TV and appliance dealers should also take a cue from the striking turnaround at multiregional chain Conn’s, Lawrence said, which reversed its fortunes by expanding its assortment. For BrandSource dealers, turnkey programs like ShelfSource for cabinet remodeling and OutdoorSource for outdoor grills and other patio products provide easy entrée to high margin categories, he said.

Looking ahead, Lawrence predicted a coming resurgence for independent dealers based on a 10-year boom-and- bust cycle as tracked by GE over the past half-century, and announced the twilight of big-box retailing.

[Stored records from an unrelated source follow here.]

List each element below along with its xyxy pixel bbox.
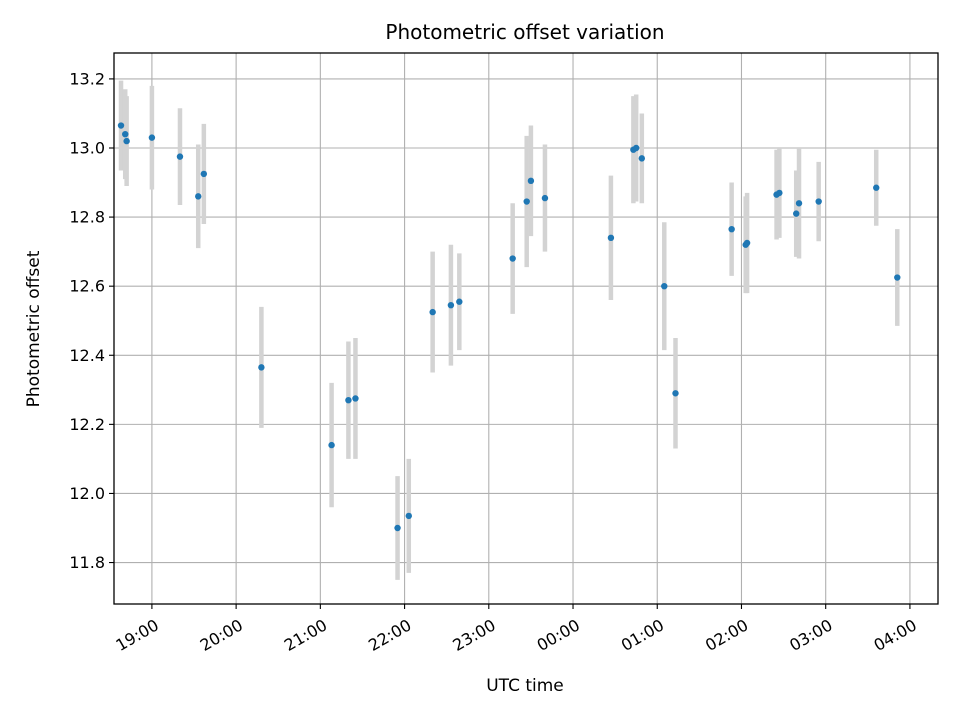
x-axis-label: UTC time: [486, 676, 564, 696]
data-point: [661, 282, 668, 290]
data-point: [200, 170, 208, 178]
data-point: [117, 122, 125, 129]
data-point: [638, 155, 646, 162]
data-point: [795, 200, 803, 207]
y-tick-label: 12.8: [69, 208, 105, 227]
plot-frame: [113, 52, 939, 605]
data-point: [195, 193, 202, 200]
data-point: [429, 308, 436, 316]
y-tick-label: 13.0: [69, 139, 105, 158]
data-point: [345, 396, 352, 404]
data-point: [328, 441, 335, 449]
y-tick-label: 13.2: [69, 69, 105, 88]
y-tick-label: 12.6: [69, 277, 105, 296]
y-axis-ticks: 11.8 12.0 12.2 12.4 12.6 12.8 13.0 13.2: [69, 69, 114, 572]
data-point: [352, 395, 359, 402]
data-point: [894, 274, 901, 281]
data-point: [632, 144, 640, 152]
data-point: [728, 225, 735, 233]
data-point: [394, 524, 401, 532]
data-point: [176, 153, 184, 160]
data-point: [122, 130, 129, 138]
chart-title: Photometric offset variation: [385, 20, 664, 44]
y-tick-label: 12.0: [69, 484, 105, 503]
y-tick-label: 11.8: [69, 553, 105, 572]
data-point: [509, 255, 516, 262]
data-point: [148, 134, 156, 141]
data-point: [456, 298, 463, 305]
data-point: [123, 137, 130, 145]
y-tick-label: 12.4: [69, 346, 105, 365]
data-point: [743, 239, 751, 247]
data-point: [873, 184, 880, 191]
data-point: [258, 364, 265, 371]
data-point: [776, 189, 783, 197]
y-tick-label: 12.2: [69, 415, 105, 434]
data-point: [793, 210, 800, 217]
data-point: [607, 234, 615, 242]
y-axis-label: Photometric offset: [24, 250, 44, 407]
data-point: [447, 301, 455, 309]
data-point: [672, 390, 679, 397]
data-point: [527, 177, 535, 185]
data-point: [541, 194, 549, 202]
data-point: [523, 198, 530, 205]
data-points: [117, 122, 901, 532]
data-point: [815, 198, 822, 205]
data-point: [405, 512, 412, 520]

Citing a presentation dubbed “Sunrise and Sunset at Retail” by the Consumer Electronics Association (CEA) and TWICE market research partner The Stevenson Company, he listed store-within-a-store, brand stores, specialty stores and pop-up stores as growth opportunities, and big-box retail, price competition and commodity merchandising as fading strategies.

“We’re seeing the demise of big-box retailing,” Lawrence declared, pointing also to unprecedented “confusion” at national chains as Sears’ chairman/CEO Eddie Lampert sells off key assets, its Kenmore majap brand falls from first to third place, and Best Buy relinquishes control of its stores by “renting out real estate.”

“It’s never been a better time for independents,” he said.